Post by Pankul Verm » Fri, 13 Jun 2003 03:49:43


thanks for you reply.

Of course i have it setup in a way, where first a user establishes a
connection to my Firewall/VPN. so after you are authenticated there. only
then i allow port 135 etc. but still not port 445.

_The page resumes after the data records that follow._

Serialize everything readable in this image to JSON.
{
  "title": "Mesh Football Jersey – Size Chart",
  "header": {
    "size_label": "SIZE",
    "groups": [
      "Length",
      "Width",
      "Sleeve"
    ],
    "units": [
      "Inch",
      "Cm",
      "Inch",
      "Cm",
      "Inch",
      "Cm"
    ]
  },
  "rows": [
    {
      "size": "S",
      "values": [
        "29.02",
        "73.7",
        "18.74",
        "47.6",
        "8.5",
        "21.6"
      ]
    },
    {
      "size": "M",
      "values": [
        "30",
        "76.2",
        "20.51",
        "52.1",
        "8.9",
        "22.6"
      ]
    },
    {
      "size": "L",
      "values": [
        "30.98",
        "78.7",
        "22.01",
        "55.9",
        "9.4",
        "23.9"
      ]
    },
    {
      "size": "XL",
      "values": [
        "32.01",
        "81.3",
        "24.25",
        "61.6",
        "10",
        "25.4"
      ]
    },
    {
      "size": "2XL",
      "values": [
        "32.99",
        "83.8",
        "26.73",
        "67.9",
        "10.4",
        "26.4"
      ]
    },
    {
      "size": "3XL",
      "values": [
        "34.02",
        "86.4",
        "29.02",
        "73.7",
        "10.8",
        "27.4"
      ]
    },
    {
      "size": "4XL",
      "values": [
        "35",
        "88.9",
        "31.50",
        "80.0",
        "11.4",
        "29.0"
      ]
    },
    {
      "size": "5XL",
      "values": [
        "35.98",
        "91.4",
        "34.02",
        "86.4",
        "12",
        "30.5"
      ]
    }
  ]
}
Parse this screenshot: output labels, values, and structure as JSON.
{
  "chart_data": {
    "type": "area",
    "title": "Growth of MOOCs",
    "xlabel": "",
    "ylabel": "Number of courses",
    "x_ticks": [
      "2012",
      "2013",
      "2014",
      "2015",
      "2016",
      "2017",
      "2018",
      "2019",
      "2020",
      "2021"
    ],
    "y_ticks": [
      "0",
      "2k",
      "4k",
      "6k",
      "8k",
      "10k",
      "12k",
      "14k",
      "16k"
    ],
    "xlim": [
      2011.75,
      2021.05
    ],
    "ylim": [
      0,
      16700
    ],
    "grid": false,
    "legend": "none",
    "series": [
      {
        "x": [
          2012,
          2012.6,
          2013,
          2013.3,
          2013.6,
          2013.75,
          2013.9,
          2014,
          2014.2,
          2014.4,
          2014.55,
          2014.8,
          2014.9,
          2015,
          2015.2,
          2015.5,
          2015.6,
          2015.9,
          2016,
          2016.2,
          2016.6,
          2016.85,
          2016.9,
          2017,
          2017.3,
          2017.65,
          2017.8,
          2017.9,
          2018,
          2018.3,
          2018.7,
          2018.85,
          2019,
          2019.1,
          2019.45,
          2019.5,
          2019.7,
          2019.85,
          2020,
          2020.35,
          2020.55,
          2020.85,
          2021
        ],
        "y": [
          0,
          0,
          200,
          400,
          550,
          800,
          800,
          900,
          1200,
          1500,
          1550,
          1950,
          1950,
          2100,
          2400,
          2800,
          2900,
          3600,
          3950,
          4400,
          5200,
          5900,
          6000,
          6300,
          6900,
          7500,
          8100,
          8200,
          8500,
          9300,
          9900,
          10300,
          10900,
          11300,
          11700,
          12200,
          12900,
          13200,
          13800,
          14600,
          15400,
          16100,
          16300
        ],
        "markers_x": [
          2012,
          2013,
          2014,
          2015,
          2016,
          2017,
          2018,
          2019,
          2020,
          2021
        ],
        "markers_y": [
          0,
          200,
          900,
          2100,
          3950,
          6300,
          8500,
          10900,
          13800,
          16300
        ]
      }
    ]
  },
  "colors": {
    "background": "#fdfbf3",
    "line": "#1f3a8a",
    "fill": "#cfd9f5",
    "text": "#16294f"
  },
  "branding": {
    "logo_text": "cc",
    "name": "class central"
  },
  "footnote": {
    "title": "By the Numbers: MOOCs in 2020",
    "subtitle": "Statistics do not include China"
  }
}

I am not hosting my own dns. but the exchange 2k  on win2k is also the dns
server, not public though.

Do you have any suggestions as to why Outlook tries to use port 445

"Lanwench [MVP - Exchange]"

Quote:> Hi, Pankul - I strongly suggest that you block a lot of those ports
> immediately and implement VPN for remote connections. You're taking a huge
> security risk as is. Not much use having a firewall if you're going to
turn
> it into a sieve ;-) What do you really need open? Are you hosting your own
> public DNS? Do you have POP3/POP2/IMAP users, etc?